Early technology made use of soft, thermally conductive, compliant gap fillers to improve thermal contact between materials. As a result, the thermal transfer improved between heat source components such as computer cpu's or gpu's, and the heat sink module used to remove heat. An improvement over this technology led to the introduction of materials that, when heated, soften or melt, allowing the material to re-arrange. If the mating surfaces are held together using pressure, the excess material is forced outside of the contact area, and the bond line becomes thinner, effectively reducing thermal resistance and allowing improved heat removal and lower temperature of the heat source. Such materials are generally referred to as phase change materials. Typical phase change materials used in the electronics industry consist of waxes and/or resins that are often filled with high thermal conductivity fillers to improve their thermal conductivity. An improvement over conventional phase change materials was developed recently through the use of low melting alloy phase change materials. An example of this is taught in applicants parent U.S. Pat. No. 6,372,997 the disclosure of which is incorporated herein by reference; describing, among other things, a three layer structure for placement between a heat source and heat sink, comprised of a low melting phase change alloy layer adhered on both sides to a copper core. Upon heating, the alloy melts on each mating surface to form a good thermal bond between the heat source and heat sink.

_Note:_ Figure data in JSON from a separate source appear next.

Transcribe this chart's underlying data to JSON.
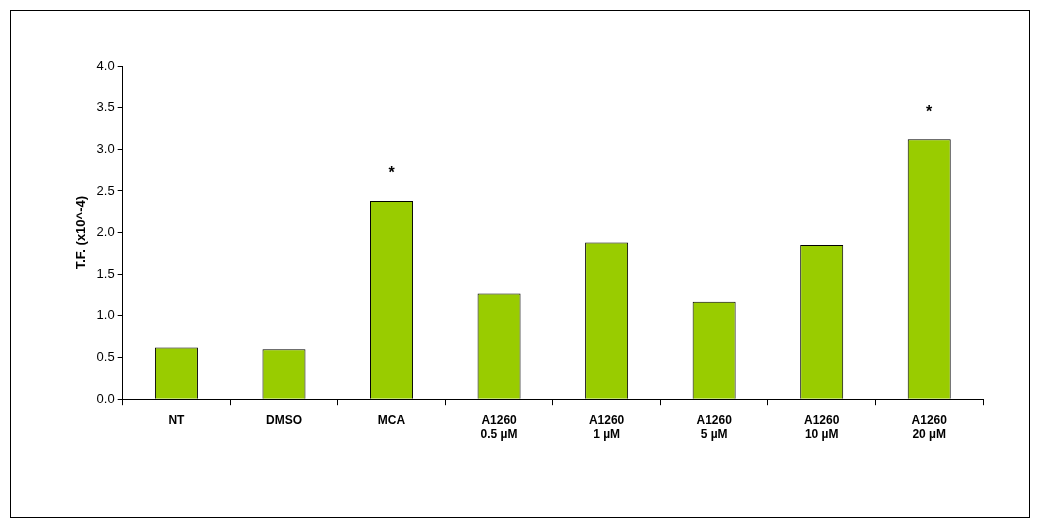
{
  "chart_data": {
    "type": "bar",
    "ylabel": "T.F. (x10^-4)",
    "categories": [
      "NT",
      "DMSO",
      "MCA",
      "A1260\n0.5 µM",
      "A1260\n1 µM",
      "A1260\n5 µM",
      "A1260\n10 µM",
      "A1260\n20 µM"
    ],
    "values": [
      0.62,
      0.6,
      2.38,
      1.27,
      1.88,
      1.17,
      1.85,
      3.12
    ],
    "color": "#99cc00",
    "ylim": [
      0,
      4.0
    ],
    "yticks": [
      {
        "value": 0,
        "label": "0.0"
      },
      {
        "value": 0.5,
        "label": "0.5"
      },
      {
        "value": 1,
        "label": "1.0"
      },
      {
        "value": 1.5,
        "label": "1.5"
      },
      {
        "value": 2,
        "label": "2.0"
      },
      {
        "value": 2.5,
        "label": "2.5"
      },
      {
        "value": 3,
        "label": "3.0"
      },
      {
        "value": 3.5,
        "label": "3.5"
      },
      {
        "value": 4,
        "label": "4.0"
      }
    ],
    "annotations": [
      {
        "text": "*",
        "x": "MCA",
        "y": 2.38
      },
      {
        "text": "*",
        "x": "A1260\n20 µM",
        "y": 3.12
      }
    ],
    "grid": false,
    "legend": false
  }
}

Miniaturization of electronic components and systems often presents difficulties in fitting heat removal systems into available space. In addition, in some situations both the heat source and the heat sink are in fixed positions with respect to the “system” but not with respect to each other hereinafter referred to as a “non-referenced die system” in which the distance between the heat sink and the heat source is a variable and can vary significantly (the “die” in this type of non-referenced system may represent an integrated circuit). In such situations it is impractical to use a thermal interface structure having a phase change layer on opposite sides of a metal core as taught in the aforementioned patent.